Data Pipeline Example

pipeline

Yatsenko et al., bioRxiv 2021

Getting Started

Developer Guide

Prerequisites

  • Docker (Docker daemon must be running)
  • Python 3.10+

Quick Start

# Clone and install
git clone https://github.com/datajoint/datajoint-python.git
cd datajoint-python
pip install -e ".[test]"

# Run all tests (containers start automatically via testcontainers)
pytest tests/

# Install and run pre-commit hooks
pip install pre-commit
pre-commit install
pre-commit run --all-files

Running Tests

Tests use testcontainers to automatically manage MySQL and MinIO containers.

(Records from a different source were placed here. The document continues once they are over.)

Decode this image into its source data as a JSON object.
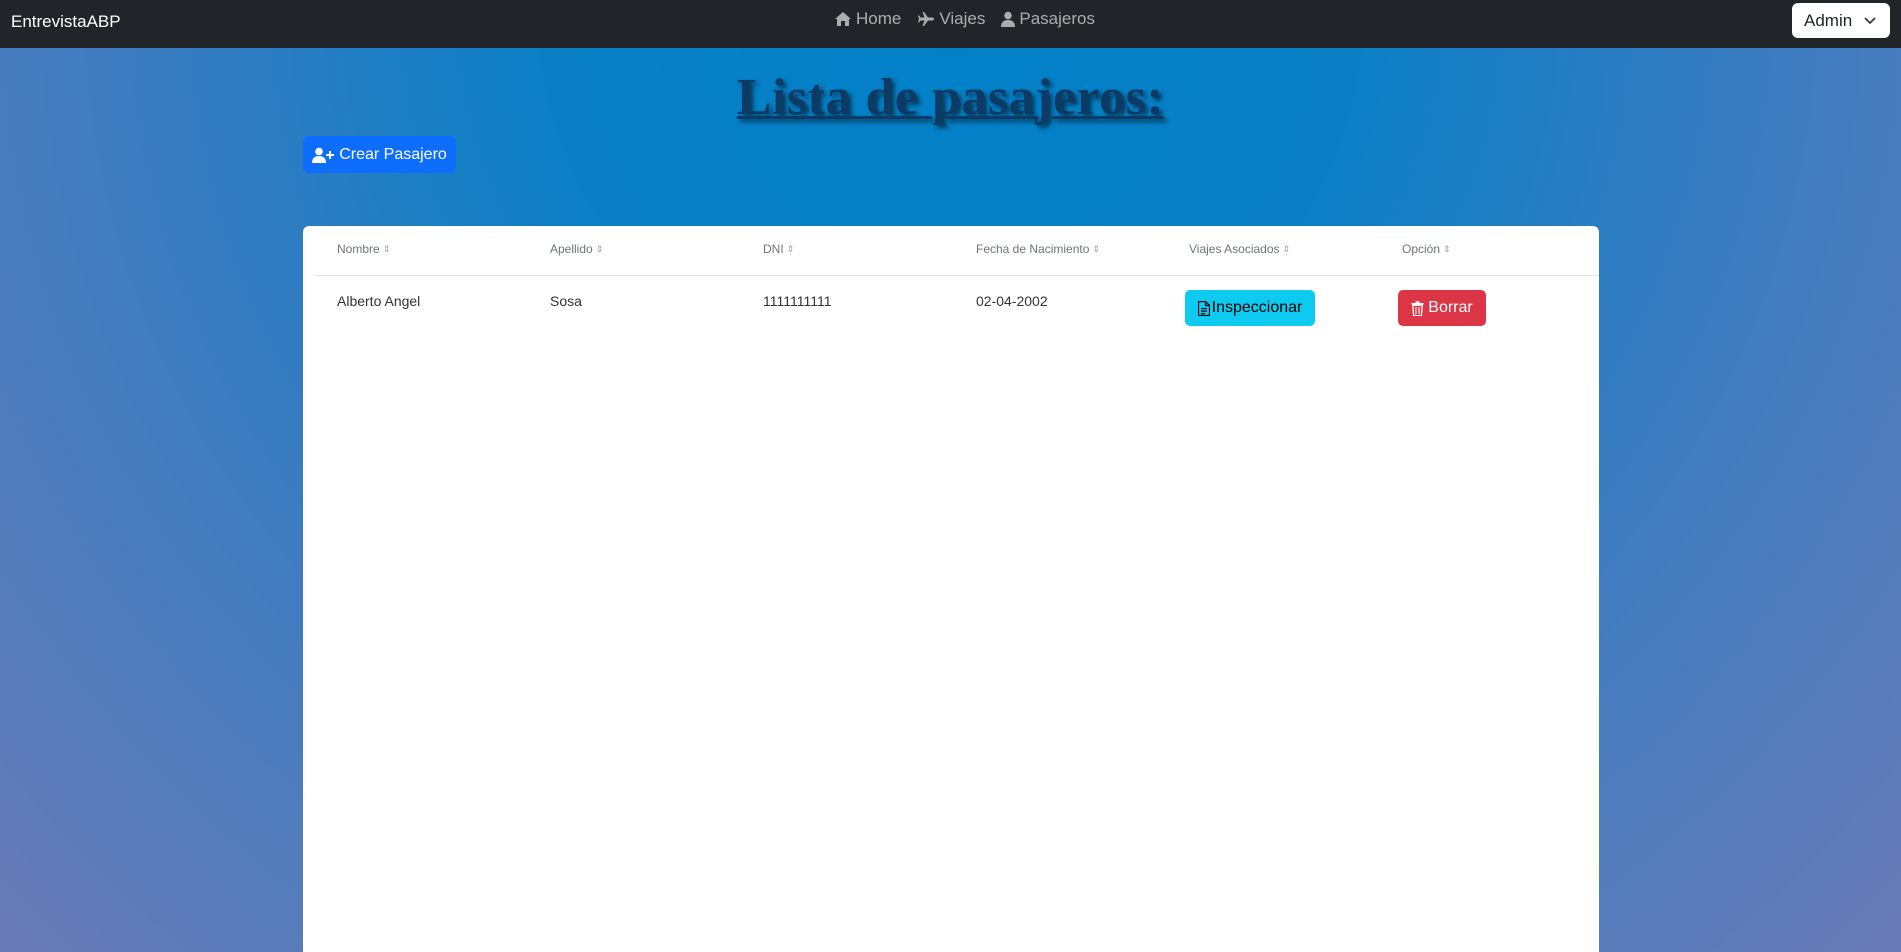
{
  "navbar": {
    "brand": "EntrevistaABP",
    "links": [
      {
        "label": "Home",
        "icon": "home-icon"
      },
      {
        "label": "Viajes",
        "icon": "plane-icon"
      },
      {
        "label": "Pasajeros",
        "icon": "user-icon"
      }
    ],
    "user_select": {
      "value": "Admin",
      "icon": "chevron-down-icon"
    }
  },
  "main": {
    "title": "Lista de pasajeros:",
    "create_button": {
      "label": "Crear Pasajero",
      "icon": "user-plus-icon"
    },
    "table": {
      "columns": [
        "Nombre",
        "Apellido",
        "DNI",
        "Fecha de Nacimiento",
        "Viajes Asociados",
        "Opción"
      ],
      "rows": [
        {
          "nombre": "Alberto Angel",
          "apellido": "Sosa",
          "dni": "1111111111",
          "fecha": "02-04-2002",
          "inspect_label": "Inspeccionar",
          "delete_label": "Borrar"
        }
      ]
    }
  },
  "colors": {
    "navbar": "#212529",
    "primary": "#0d6efd",
    "info": "#0dcaf0",
    "danger": "#dc3545",
    "title": "#0d3b66"
  }
}
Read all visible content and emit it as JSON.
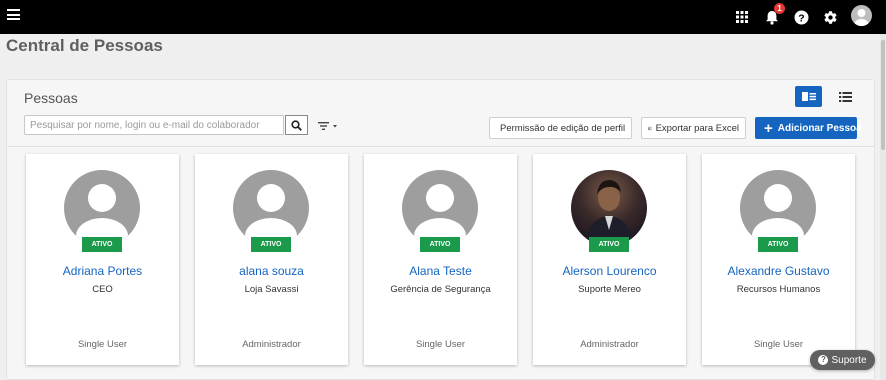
{
  "topbar": {
    "notification_count": "1",
    "icons": [
      "menu-icon",
      "apps-grid-icon",
      "bell-icon",
      "help-icon",
      "gear-icon",
      "user-avatar"
    ]
  },
  "page": {
    "title": "Central de Pessoas"
  },
  "panel": {
    "title": "Pessoas",
    "search_placeholder": "Pesquisar por nome, login ou e-mail do colaborador",
    "permission_button": "Permissão de edição de perfil",
    "export_button": "Exportar para Excel",
    "add_button": "Adicionar Pessoa"
  },
  "people": [
    {
      "name": "Adriana Portes",
      "role": "CEO",
      "type": "Single User",
      "status": "ATIVO",
      "avatar": "default-avatar"
    },
    {
      "name": "alana souza",
      "role": "Loja Savassi",
      "type": "Administrador",
      "status": "ATIVO",
      "avatar": "default-avatar"
    },
    {
      "name": "Alana Teste",
      "role": "Gerência de Segurança",
      "type": "Single User",
      "status": "ATIVO",
      "avatar": "default-avatar"
    },
    {
      "name": "Alerson Lourenco",
      "role": "Suporte Mereo",
      "type": "Administrador",
      "status": "ATIVO",
      "avatar": "photo"
    },
    {
      "name": "Alexandre Gustavo",
      "role": "Recursos Humanos",
      "type": "Single User",
      "status": "ATIVO",
      "avatar": "default-avatar"
    }
  ],
  "support": {
    "label": "Suporte"
  },
  "colors": {
    "topbar": "#000000",
    "primary": "#1565c0",
    "active_badge": "#1a9a4a",
    "name_link": "#1565c0"
  }
}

No manual docker-compose up required - containers start when tests run and stop afterward.

# Run all tests (recommended)
pytest tests/

# Run with coverage report
pytest --cov-report term-missing --cov=datajoint tests/

# Run specific test file
pytest tests/integration/test_blob.py -v

# Run only unit tests (no containers needed)
pytest tests/unit/

Alternative: External Containers

For development/debugging, you may prefer persistent containers that survive test runs:

# Start containers manually
docker compose up -d db minio

# Run tests using external containers
DJ_USE_EXTERNAL_CONTAINERS=1 pytest tests/

# Stop containers when done
docker compose down

Alternative: Full Docker

Run tests entirely in Docker (no local Python needed):

docker compose --profile test up djtest --build

Alternative: Using pixi

pixi users can run tests with:

pixi install        # First time setup
pixi run test       # Runs tests (testcontainers manages containers)

Pre-commit Hooks

Pre-commit hooks run automatically on git commit to check code quality. All hooks must pass before committing.

# Install hooks (first time only)
pip install pre-commit
pre-commit install

# Run all checks manually
pre-commit run --all-files

# Run specific hook
pre-commit run ruff --all-files
pre-commit run codespell --all-files

Hooks include:

  • ruff: Python linting and formatting
  • codespell: Spell checking
  • YAML/JSON/TOML validation
  • Large file detection

Before Submitting a PR

  1. Run all tests: pytest tests/
  2. Run pre-commit: pre-commit run --all-files
  3. Check coverage: pytest --cov-report term-missing --cov=datajoint tests/

Environment Variables

For external container mode (DJ_USE_EXTERNAL_CONTAINERS=1):

Variable Default Description
DJ_HOST localhost MySQL hostname
DJ_PORT 3306 MySQL port
DJ_USER root MySQL username
DJ_PASS password MySQL password
S3_ENDPOINT localhost:9000 MinIO endpoint

For Docker-based testing (devcontainer, djtest), set DJ_HOST=db and S3_ENDPOINT=minio:9000.